Our model is specified with Volume ~ Girth, which must be translated into aes(x = Girth, y = Volume) in {ggplot2}. A common pitfall for beginners is to invert X and Y here because they appear in a different order in both interfaces.

library(ggplot2)
ggplot(trees, aes(x = Girth, y = Volume)) +
  geom_point() +
  geom_smooth(method = "lm", formula = 'y ~ x')

With {chart}, we can use the formula interface directly:

library(chart)
chart(trees, Volume ~ Girth) +
  geom_point() +
  geom_smooth(method = "lm", formula = 'y ~ x')

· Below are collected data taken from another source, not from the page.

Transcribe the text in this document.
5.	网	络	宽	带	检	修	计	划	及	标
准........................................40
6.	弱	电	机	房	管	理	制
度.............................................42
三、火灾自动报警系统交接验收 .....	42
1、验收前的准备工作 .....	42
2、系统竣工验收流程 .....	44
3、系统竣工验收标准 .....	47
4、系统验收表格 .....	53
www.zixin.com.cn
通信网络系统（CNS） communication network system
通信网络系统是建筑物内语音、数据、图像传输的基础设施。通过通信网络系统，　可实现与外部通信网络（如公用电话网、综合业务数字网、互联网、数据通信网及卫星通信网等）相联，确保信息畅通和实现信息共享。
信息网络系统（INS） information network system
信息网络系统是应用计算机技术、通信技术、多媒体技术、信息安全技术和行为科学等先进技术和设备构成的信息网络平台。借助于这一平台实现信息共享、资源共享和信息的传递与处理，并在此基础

Of course, it is not necessarily the same formula that is used for the model and the chart. The formula interface has different meaning, depending on the function that uses it. To specify more aesthetics in {chart} than just x and y, we use %arg=% terms. For instance, to specify the color of the points, we use %col=%:

chart(trees, Volume ~ Girth %col=% Height) +
  geom_point()

The generic function chart()

On the contrary to ggplot(), chart() is a generic. It means you do not have to specify a data frame for data =, but you can provide any object that has chart(), or autoplot() methods defined. There are not many methods defined in the {chart} package itself. Here is the method for function objects that create base R plots, converted into {chart} compatible objects:

chart(function() {
  plot(Volume ~ Girth, data = trees, pch = 19, col = "black")
  grid(lty = "solid")
})

The {chart} package is designed as a basic framework to implement several methods for different R objects. It uses the “subsettable type” semantic, that is, its type = argument can define different plots for the same object class, and then, calling chart$<type>(....) produces the given type of plot for your object.

TODO: make a short example here.

See packages like {modelit} or {exploreit} for several examples of such methods.

chart() produces near publication-ready plots

Another aspect of chart() is that it is tailored to produce plots that are as close as possible to be publication-ready (but they. remain fully editable with {ggplot2} functions, of course). Hence, the default theme, and the labels of axes or legends are set up accordingly. If the data frame has label and units attributes defined for the variables, they are used to construct the labels of the axes and legends. Here is an example with the trees dataset:

trees <- data.io::labelise(trees, label = list(
    Volume = "Volume of timber",
    Girth  = "Diameter at 1.4m",
    Height = "Height"
  ), units = list(
    Volume = "cubic feet",
    Girth  = "inches",
    Height = "feet"))
chart(trees, Volume ~ Girth %col=% Height) +
  geom_point()